Generally speaking, as can be seen from the foregoing discussion, stretch forming facilities are more suitable for large scale production because they require less operator skill, even though an expensive inventory of fairly complex tooling is required. Roll forming facilities, on the other hand, are better adapted to prototype development and special situations because labor costs are considerably higher due to the high degree of operator skill required.
Recently a numerically controlled contour forming machine has been developed. This machine is described in a Defense Documentation Center (DDC) document entitled "Numerically Controlled Contour Forming" by G. B. Foster. This document is a copy of Interim Technical Report IR-791-0 (I) submitted by the Commercial Airplane Group, The Boeing Company under Air Force contract F 33615-70-C-1827. The document bears the identification number D6-22258. The information contained in this document is incorporated herein by reference for background information purposes. In general, this document describes a control system for controlling the positioning of the right and left forming rolls, which are located on either side of the pinch rolls between which a part to be contour formed passes, of a roll forming machine. The roll forming machine can create complex contours as well as simple (uniplanar) contours in parts with complex as well as simple cross-sectional configurations.
One of the problems with roll forming machines, whether they be manual or electronically controlled, is that springback of the part occurs after it passes through the contour forming rolls, and it is necessary to adjust the rolls to compensate for such springback to obtain the desired contour. The apparatus disclosed in the document referenced above includes a uniplanar sensor for sensing springback in a single plane and using this information to control the positioning of the forming rolls. The document does not, however, disclose a multiplanar sensor for sensing springback even though the apparatus described in the document includes the capability of multiplanar contour forming.
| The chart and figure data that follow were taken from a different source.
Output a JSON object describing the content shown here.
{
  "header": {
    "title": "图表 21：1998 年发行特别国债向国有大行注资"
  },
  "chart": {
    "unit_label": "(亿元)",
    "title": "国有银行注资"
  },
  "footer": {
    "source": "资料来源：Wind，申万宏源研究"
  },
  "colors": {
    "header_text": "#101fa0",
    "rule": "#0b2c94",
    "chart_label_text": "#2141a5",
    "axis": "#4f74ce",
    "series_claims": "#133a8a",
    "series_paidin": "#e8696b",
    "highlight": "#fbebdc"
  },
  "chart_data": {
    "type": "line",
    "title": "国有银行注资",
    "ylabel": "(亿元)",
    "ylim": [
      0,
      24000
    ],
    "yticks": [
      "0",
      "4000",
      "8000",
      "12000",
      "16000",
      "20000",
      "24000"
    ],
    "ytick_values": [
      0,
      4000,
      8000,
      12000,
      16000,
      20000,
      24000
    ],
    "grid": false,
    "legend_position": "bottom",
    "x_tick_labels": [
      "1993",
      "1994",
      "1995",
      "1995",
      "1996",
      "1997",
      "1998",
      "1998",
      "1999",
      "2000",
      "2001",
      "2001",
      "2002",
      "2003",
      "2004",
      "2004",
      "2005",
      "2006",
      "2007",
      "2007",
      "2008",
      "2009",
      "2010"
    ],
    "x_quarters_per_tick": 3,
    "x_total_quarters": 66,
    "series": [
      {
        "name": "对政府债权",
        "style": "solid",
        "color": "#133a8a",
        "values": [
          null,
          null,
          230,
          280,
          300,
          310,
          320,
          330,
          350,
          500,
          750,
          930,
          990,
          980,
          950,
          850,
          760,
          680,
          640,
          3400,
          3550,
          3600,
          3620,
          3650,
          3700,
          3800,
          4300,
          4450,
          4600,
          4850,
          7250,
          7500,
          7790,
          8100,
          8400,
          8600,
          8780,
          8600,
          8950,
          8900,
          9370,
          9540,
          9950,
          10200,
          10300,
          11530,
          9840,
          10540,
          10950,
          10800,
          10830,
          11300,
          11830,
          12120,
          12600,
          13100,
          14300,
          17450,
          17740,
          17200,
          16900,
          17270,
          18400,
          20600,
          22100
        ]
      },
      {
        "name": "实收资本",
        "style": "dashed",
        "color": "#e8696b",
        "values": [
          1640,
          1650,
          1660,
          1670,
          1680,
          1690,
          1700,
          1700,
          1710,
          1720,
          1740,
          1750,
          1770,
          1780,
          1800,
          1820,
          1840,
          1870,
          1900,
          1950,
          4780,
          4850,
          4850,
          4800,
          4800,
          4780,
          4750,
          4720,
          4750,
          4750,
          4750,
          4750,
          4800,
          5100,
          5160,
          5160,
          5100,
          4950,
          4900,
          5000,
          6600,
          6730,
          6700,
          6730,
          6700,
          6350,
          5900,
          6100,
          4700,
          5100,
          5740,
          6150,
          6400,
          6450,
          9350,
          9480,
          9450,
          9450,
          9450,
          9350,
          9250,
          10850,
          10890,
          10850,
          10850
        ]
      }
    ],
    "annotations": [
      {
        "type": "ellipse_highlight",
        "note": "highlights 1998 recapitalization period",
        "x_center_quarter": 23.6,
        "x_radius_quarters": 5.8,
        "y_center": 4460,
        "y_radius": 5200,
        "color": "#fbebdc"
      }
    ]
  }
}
This invention is directed to such a multiplanar sensor and a control system for using the information developed by the sensor to control a roll forming machine in order for it to compensate for springback.
Therefore, it is an object of this invention to provide a multiplanar contour sensor.
It is a further object of this invention to provide a multiplanar contour sensor and a control system for modifying the signals applied to a numerically controlled roll forming machine in accordance with information derived by the multiplanar sensor.
It is a still further object of this invention to provide a control system for use with a numerically controlled roll forming machine which includes a sensor for sensing the contour in a multitude of planes of a part being formed by the machine and a means for modifying the signals applied to the forming rolls of the machine in accordance with the information sensed by the multiplanar sensor.